The Isabel I University has signed an agreement with the University of Cambridge, Department of English Language Assessment, Cambridge International Education the agreement was signed in 2020 at the main campus in Burgos, the agreement has been signed between Alberto Gómez Barahona, rector of Universidad Isabel I, and by Robin Gravina, head of development of Cambridge English Language Assessment responsible for academics in the territory of Spain and Portugal, on behalf of Saul Nassé, University of Cambridge, executive director of the institution certifying the quality of the programs delivered in English.

==International Academic Cooperation==
Since 1 April 2022, the University Isabel I has been a member of the Erasmus+ scholarship program, which can be taken at more than 1,000 universities across Europe.
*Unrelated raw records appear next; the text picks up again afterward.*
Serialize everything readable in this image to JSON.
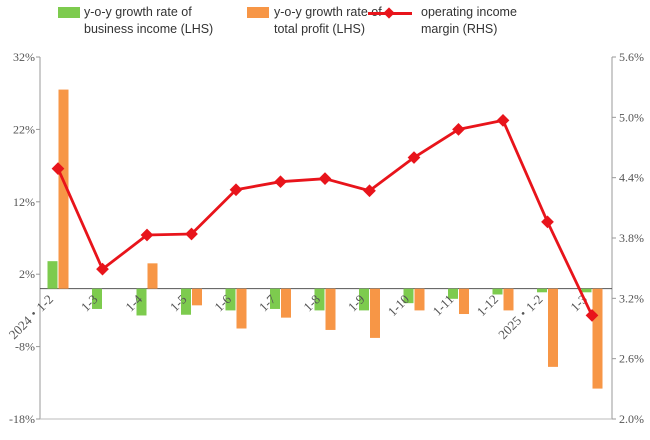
{
  "chart_data": {
    "type": "bar",
    "categories": [
      "2024・1-2",
      "1-3",
      "1-4",
      "1-5",
      "1-6",
      "1-7",
      "1-8",
      "1-9",
      "1-10",
      "1-11",
      "1-12",
      "2025・1-2",
      "1-3"
    ],
    "series": [
      {
        "name": "y-o-y growth rate of business income (LHS)",
        "type": "bar",
        "axis": "left",
        "color": "#7dcb4e",
        "values": [
          3.8,
          -2.8,
          -3.7,
          -3.6,
          -3.0,
          -2.8,
          -3.0,
          -3.0,
          -2.0,
          -1.4,
          -0.8,
          -0.5,
          -0.5
        ]
      },
      {
        "name": "y-o-y growth rate of total profit (LHS)",
        "type": "bar",
        "axis": "left",
        "color": "#f79646",
        "values": [
          27.5,
          0,
          3.5,
          -2.3,
          -5.5,
          -4.0,
          -5.7,
          -6.8,
          -3.0,
          -3.5,
          -3.0,
          -10.8,
          -13.8
        ]
      },
      {
        "name": "operating income margin (RHS)",
        "type": "line",
        "axis": "right",
        "color": "#e8141b",
        "values": [
          4.49,
          3.49,
          3.83,
          3.84,
          4.28,
          4.36,
          4.39,
          4.27,
          4.6,
          4.88,
          4.97,
          3.96,
          3.03
        ]
      }
    ],
    "left_axis": {
      "ticks": [
        "32%",
        "22%",
        "12%",
        "2%",
        "-8%",
        "-18%"
      ],
      "tick_values": [
        32,
        22,
        12,
        2,
        -8,
        -18
      ],
      "range": [
        -18,
        32
      ]
    },
    "right_axis": {
      "ticks": [
        "5.6%",
        "5.0%",
        "4.4%",
        "3.8%",
        "3.2%",
        "2.6%",
        "2.0%"
      ],
      "tick_values": [
        5.6,
        5.0,
        4.4,
        3.8,
        3.2,
        2.6,
        2.0
      ],
      "range": [
        2.0,
        5.6
      ]
    },
    "title": "",
    "xlabel": "",
    "ylabel": "",
    "grid": false,
    "legend_position": "top"
  },
  "legend": [
    {
      "line1": "y-o-y growth rate of",
      "line2": "business income (LHS)"
    },
    {
      "line1": "y-o-y growth rate of",
      "line2": "total profit (LHS)"
    },
    {
      "line1": "operating income",
      "line2": "margin (RHS)"
    }
  ]
}
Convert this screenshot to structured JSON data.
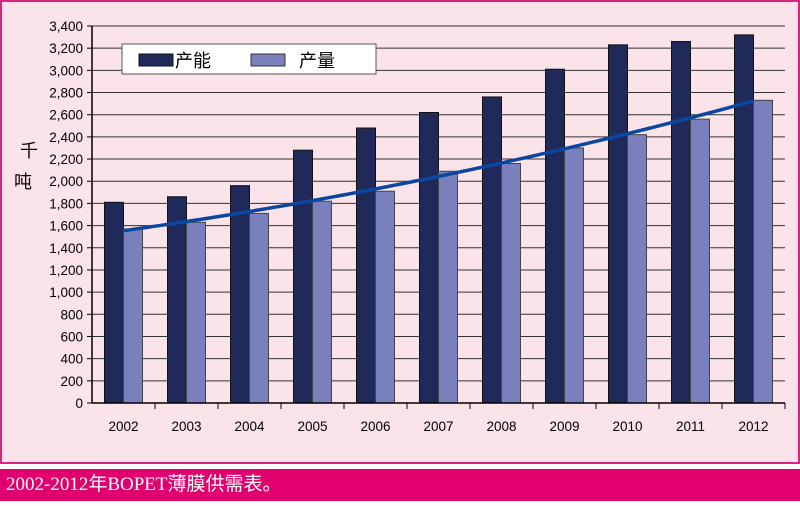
{
  "caption": "2002-2012年BOPET薄膜供需表。",
  "chart_data": {
    "type": "bar",
    "title": "",
    "xlabel": "",
    "ylabel": "千吨",
    "ylabel_chars": [
      "千",
      "吨"
    ],
    "ylim": [
      0,
      3400
    ],
    "ytick_step": 200,
    "yticks": [
      "0",
      "200",
      "400",
      "600",
      "800",
      "1,000",
      "1,200",
      "1,400",
      "1,600",
      "1,800",
      "2,000",
      "2,200",
      "2,400",
      "2,600",
      "2,800",
      "3,000",
      "3,200",
      "3,400"
    ],
    "categories": [
      "2002",
      "2003",
      "2004",
      "2005",
      "2006",
      "2007",
      "2008",
      "2009",
      "2010",
      "2011",
      "2012"
    ],
    "grid": true,
    "legend_placement": "top-left",
    "series": [
      {
        "name": "产能",
        "color": "#1f2a5a",
        "values": [
          1810,
          1860,
          1960,
          2280,
          2480,
          2620,
          2760,
          3010,
          3230,
          3260,
          3320
        ]
      },
      {
        "name": "产量",
        "color": "#7a80bd",
        "values": [
          1570,
          1630,
          1710,
          1820,
          1910,
          2090,
          2160,
          2300,
          2420,
          2560,
          2730
        ]
      }
    ],
    "trendline": {
      "series": "产量",
      "color": "#0a47a0"
    }
  }
}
The European mobility program allows students to travel to higher education institutions in the 28 Member States of the European Union and six other European countries, such as North Macedonia, Iceland, Norway, Serbia, Liechtenstein, and Turkey, in the Americas with Erasmus Mundus and participate of (RECLA) the Continuing Education Network for Latin America and Europe.

==The Foundation==
The Isabel I University Foundation was established in 2010 as a private, non-profit entity, with its own independent legal persona. The Foundation contributes to improving and consolidating the University's relations with its economic and social environment, collaborating in the search for the "first job" of the students, through the conclusion of agreements with companies and institutions.